This has nothing to do with JavaScript/ECMAScript as a language.  The
ugliness of having to implement algorithms in an event-based way is caused
by the way the Web uses the language, not the language itself.

I wish to add that adding a sync API (even if the sync aspect is
 asymetrical as proposed in [1]) breaks the event-loop run-to-completion
 model of in-browser-JavaScript which is intended to be formalized at
 [concurr]. 

Re: Sync API for workers

2012-09-01 Thread Olli Pettay

On 09/01/2012 11:19 PM, Rick Waldron wrote:


David,

Thanks for preparing this summary—I just wanted to note that I still stand 
behind my original, reality based arguments.

One comment inline..

On Saturday, September 1, 2012 at 12:49 PM, David Bruant wrote:


Hi,

A Sync API for workers is being implemented in Firefox [1].
I'd like to come back to the discussions mentionned in comment 4 of the bug.

The original post actually describes an async API—putting the word sync in the middle 
of a method or event name doesn't make it sync.

As the proposed API developed, it still retains the event handler-esque 
design (https://bugzilla.mozilla.org/show_bug.cgi?id=783190#c12).

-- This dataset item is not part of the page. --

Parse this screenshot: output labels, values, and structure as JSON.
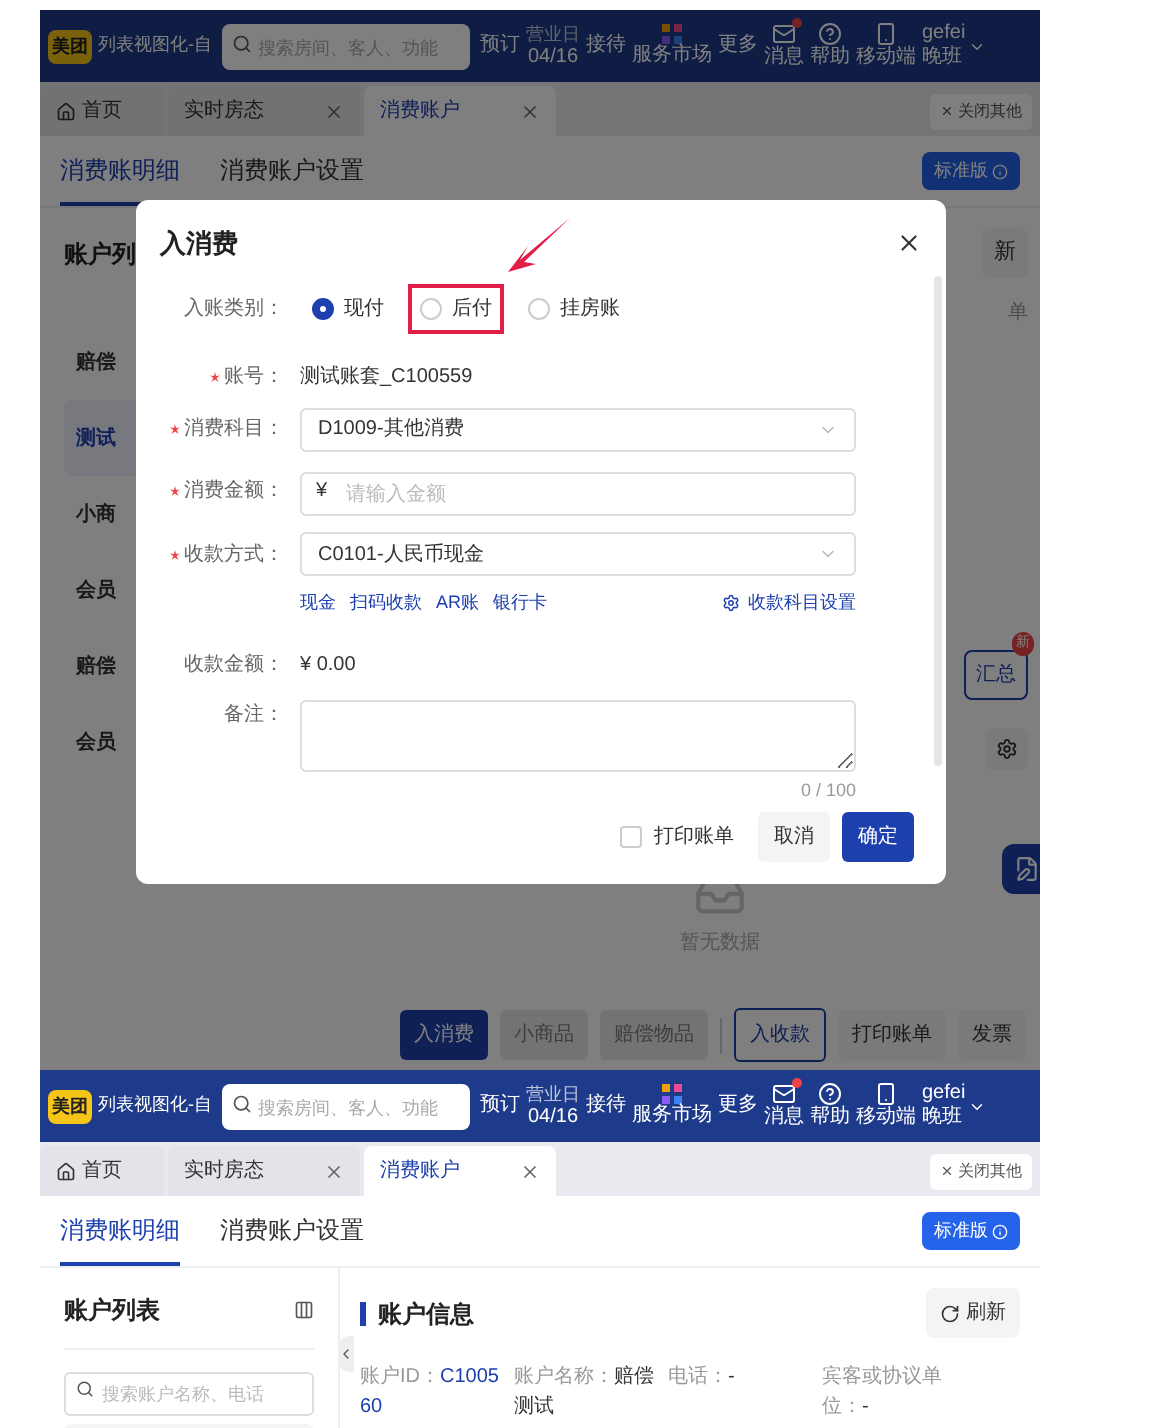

All of the
terminology being used is async:
- event
- callback
- onfoo

Even Olli's proposal example is async. 
https://bugzilla.mozilla.org/show_bug.cgi?id=783190#c9 (setTimeout)

If the argument is callback hell, save it—because if that's the problem with 
your program, then your doing it wrong (see: node.js ecosystem).


If this API introduces any renderer process blocking, the result will be 
catastrophic in the hands of inexperienced web developers.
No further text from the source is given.